Nous traversons la rue pour nous rendre dans le bâtiment qui abrite à présent le musée du textile.
Construit en 1896, c’est dans ce bâtiment que se trouvaient les bureaux de la société ferroviaire « Federated Malay States Railways ». L’architecture est de style islamique et Moghol.
Derrière le musée, se trouve le pont le plus vieux de toute la ville, le « market street bridge ». On y voit encore de vieilles échoppes qui si elles ne sont pas rapidement restaurées et préservées tomberont bientôt en poussière.
C’est de ce pont, que l’on peut voir le lieu de naissance de Kuala Lumpur, à l’endroit où se trouve maintenant Masjid Jamek, la plus vieille mosquée de la ville.
Nous longeons le Gombak, passons derrière le Sultan Abdul Samad Building, à présent siège du Ministère de l’Information, de la Communication et des Arts et qui, avant la construction des tours Petronas, était le symbole de la Malaisie.
C’est également un des premiers exemples de l’architecture Moghol en Malaisie. La tour de 41 mètres de haut, avec son horloge, vient directement d’Angleterre ! Mais à l’époque, ce bâtiment abritait la cour de justice et c’est là que s’est déroulé le procès le plus retentissant des années 1910. Celui-ci dure 10 jours et attire énormément l’attention. Une première : des Britons lavent leur linge sale en public !

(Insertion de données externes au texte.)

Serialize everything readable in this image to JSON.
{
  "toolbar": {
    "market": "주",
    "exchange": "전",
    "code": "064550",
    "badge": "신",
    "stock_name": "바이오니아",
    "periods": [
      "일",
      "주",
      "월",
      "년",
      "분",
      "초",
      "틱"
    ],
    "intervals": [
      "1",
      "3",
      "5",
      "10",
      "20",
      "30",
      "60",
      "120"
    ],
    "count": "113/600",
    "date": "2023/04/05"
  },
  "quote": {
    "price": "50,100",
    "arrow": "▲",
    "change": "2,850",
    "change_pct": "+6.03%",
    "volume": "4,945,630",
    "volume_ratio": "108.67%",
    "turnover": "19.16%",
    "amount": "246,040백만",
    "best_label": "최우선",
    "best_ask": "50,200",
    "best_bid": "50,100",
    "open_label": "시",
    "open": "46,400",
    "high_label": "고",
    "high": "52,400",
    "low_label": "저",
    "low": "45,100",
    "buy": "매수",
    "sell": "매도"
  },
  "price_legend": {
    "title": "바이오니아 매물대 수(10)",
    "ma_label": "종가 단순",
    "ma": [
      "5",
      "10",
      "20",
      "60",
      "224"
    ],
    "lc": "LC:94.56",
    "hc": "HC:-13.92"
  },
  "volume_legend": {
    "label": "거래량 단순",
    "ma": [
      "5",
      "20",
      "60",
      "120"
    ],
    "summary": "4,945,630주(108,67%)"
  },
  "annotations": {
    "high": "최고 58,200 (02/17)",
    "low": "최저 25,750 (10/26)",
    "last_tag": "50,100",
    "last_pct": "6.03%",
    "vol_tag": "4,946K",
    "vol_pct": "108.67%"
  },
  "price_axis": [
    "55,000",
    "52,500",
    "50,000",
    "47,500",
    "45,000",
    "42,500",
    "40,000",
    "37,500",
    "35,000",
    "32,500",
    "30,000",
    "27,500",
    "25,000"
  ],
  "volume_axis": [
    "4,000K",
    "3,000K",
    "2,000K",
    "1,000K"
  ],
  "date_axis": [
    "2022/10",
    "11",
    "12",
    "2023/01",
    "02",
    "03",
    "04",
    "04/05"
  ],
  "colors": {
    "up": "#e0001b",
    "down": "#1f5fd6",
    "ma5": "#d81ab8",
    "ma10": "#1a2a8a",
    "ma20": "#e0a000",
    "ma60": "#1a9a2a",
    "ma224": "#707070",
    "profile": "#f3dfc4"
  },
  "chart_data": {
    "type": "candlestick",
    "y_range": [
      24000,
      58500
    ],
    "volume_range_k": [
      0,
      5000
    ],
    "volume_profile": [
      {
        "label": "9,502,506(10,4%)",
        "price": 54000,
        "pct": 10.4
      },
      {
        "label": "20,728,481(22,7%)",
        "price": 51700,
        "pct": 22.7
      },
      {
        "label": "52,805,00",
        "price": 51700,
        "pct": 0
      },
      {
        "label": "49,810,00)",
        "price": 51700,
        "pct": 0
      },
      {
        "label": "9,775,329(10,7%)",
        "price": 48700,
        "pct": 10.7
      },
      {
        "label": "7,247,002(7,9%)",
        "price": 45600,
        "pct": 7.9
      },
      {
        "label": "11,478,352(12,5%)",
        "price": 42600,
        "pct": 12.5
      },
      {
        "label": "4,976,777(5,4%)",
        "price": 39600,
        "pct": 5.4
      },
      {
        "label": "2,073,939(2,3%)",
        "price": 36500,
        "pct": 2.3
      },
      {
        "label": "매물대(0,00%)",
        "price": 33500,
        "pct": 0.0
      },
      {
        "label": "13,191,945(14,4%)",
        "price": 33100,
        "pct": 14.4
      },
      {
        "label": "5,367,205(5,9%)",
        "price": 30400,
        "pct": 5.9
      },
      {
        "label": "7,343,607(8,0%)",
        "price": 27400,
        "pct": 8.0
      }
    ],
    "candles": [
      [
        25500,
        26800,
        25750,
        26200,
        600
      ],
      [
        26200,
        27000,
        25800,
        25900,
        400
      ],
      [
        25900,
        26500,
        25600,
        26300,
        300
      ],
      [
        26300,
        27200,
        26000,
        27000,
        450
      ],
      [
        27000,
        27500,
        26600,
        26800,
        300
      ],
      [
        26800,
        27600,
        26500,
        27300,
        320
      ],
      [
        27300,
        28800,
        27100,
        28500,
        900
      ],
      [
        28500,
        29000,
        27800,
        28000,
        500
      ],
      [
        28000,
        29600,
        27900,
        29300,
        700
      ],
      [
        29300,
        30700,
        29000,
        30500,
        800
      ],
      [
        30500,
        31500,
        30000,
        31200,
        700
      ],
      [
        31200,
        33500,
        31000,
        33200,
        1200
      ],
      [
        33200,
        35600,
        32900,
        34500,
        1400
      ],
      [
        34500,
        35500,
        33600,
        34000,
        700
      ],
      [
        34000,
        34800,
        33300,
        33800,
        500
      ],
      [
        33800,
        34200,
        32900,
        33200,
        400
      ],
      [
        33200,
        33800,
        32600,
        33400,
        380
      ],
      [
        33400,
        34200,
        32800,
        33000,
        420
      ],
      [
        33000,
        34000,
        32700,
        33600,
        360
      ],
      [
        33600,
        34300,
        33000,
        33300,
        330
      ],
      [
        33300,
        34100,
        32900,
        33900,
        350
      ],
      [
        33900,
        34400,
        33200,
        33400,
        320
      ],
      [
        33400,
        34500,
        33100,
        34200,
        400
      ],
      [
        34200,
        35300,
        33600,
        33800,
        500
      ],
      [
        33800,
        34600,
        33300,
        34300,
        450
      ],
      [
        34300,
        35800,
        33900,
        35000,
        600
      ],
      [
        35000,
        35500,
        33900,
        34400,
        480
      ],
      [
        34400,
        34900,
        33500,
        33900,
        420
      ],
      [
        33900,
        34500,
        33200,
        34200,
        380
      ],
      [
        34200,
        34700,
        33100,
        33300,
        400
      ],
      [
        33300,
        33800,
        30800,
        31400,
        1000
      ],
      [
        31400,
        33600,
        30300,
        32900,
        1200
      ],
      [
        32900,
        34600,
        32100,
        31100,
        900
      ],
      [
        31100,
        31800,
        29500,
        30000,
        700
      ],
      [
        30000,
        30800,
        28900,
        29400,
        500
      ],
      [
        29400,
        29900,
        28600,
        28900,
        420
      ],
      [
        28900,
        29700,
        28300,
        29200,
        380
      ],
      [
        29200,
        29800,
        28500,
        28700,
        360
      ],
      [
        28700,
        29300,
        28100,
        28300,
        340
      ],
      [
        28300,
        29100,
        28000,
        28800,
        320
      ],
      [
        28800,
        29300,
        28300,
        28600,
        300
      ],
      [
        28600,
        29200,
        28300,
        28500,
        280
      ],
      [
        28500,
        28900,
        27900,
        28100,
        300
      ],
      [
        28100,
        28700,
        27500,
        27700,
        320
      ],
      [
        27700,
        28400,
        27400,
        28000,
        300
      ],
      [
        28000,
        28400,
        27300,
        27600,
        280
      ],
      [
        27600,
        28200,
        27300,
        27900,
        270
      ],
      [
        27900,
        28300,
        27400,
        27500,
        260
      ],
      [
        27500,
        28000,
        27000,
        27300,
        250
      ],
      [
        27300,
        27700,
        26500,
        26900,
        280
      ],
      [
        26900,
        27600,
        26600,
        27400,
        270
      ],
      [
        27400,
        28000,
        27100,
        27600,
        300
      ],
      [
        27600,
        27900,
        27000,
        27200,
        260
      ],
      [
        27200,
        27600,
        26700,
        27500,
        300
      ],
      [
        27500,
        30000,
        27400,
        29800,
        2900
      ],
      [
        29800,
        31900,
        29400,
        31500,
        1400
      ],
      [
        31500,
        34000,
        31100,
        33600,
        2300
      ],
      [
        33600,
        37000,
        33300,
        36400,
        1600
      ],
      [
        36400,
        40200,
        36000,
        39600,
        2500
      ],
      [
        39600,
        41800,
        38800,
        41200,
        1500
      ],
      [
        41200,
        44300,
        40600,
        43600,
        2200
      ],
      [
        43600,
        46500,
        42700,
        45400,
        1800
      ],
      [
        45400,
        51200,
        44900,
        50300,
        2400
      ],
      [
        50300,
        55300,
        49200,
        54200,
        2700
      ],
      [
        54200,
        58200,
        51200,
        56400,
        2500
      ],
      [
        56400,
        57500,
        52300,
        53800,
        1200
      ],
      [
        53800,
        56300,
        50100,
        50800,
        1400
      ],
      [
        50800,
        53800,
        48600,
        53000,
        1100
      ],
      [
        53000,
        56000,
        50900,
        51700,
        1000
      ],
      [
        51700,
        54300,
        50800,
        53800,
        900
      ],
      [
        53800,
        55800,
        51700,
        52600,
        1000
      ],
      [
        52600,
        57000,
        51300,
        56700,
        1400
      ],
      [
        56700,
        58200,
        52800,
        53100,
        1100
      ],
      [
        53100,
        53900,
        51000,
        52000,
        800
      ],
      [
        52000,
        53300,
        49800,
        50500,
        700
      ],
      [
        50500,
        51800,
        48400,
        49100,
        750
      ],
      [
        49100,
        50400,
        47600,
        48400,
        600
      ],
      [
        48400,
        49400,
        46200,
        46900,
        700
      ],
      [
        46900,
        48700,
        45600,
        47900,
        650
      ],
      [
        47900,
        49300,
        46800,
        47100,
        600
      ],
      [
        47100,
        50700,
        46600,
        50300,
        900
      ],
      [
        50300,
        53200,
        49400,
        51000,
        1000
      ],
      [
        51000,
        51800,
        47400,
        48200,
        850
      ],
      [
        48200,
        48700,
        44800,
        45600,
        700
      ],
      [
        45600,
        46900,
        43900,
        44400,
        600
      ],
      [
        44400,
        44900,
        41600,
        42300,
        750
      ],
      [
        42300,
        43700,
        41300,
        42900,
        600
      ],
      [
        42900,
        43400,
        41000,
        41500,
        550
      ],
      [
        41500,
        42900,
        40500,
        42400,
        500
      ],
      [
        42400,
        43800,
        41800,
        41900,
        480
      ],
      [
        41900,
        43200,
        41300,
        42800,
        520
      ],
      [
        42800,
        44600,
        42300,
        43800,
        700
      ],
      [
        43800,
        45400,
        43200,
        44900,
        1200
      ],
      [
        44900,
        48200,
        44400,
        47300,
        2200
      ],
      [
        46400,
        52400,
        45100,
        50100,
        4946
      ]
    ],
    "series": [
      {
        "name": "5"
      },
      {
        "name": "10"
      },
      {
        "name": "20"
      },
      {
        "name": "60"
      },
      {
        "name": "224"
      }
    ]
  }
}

En Avril 1911, Esthel Proudlock (quel nom !), épouse de Monsieur Proudlock, proviseur de la très prestigieuse école de garçons, la Victoria Institution, reçoit, un soir, en l’absence de son mari, la visite d’un homme. On retrouve ce dernier quelques minutes tard, au pied de l’escalier de Monsieur et Madame Proudlock, le corps troué de balles que Madame finit de trouer avec 4 balles de plus !
Que s’est-il passé ? A t-il tenté d’abuser d’elle, comme elle le prétend ? A t-il refusé de sortir les poubelles ? S’est-il mal tenu à table ? Nul ne le sait et ne l’a jamais su. Mais ce qui est certain, c’est que les incohérences de l’alibi de Madame Proudlock font qu’elle se retrouve en prison où elle y reste 5 mois avant que l’opinion publique qui a pitié d’elle et surtout son mari ne l’en fasse sortir. Elle est acquittée, prend la fuite vers l’Angleterre et ne remettra jamais les pieds en Malaisie. « Va t’en vilaine » ! Somerset Maugham en fait une pièce de théâtre « The Letter ».
Passons ensuite dans l’ancienne mairie qui abrite de nos jours le plus vieux théâtre de la ville. L’intérieur a été détruit par un incendie en 1992 mais a été restauré.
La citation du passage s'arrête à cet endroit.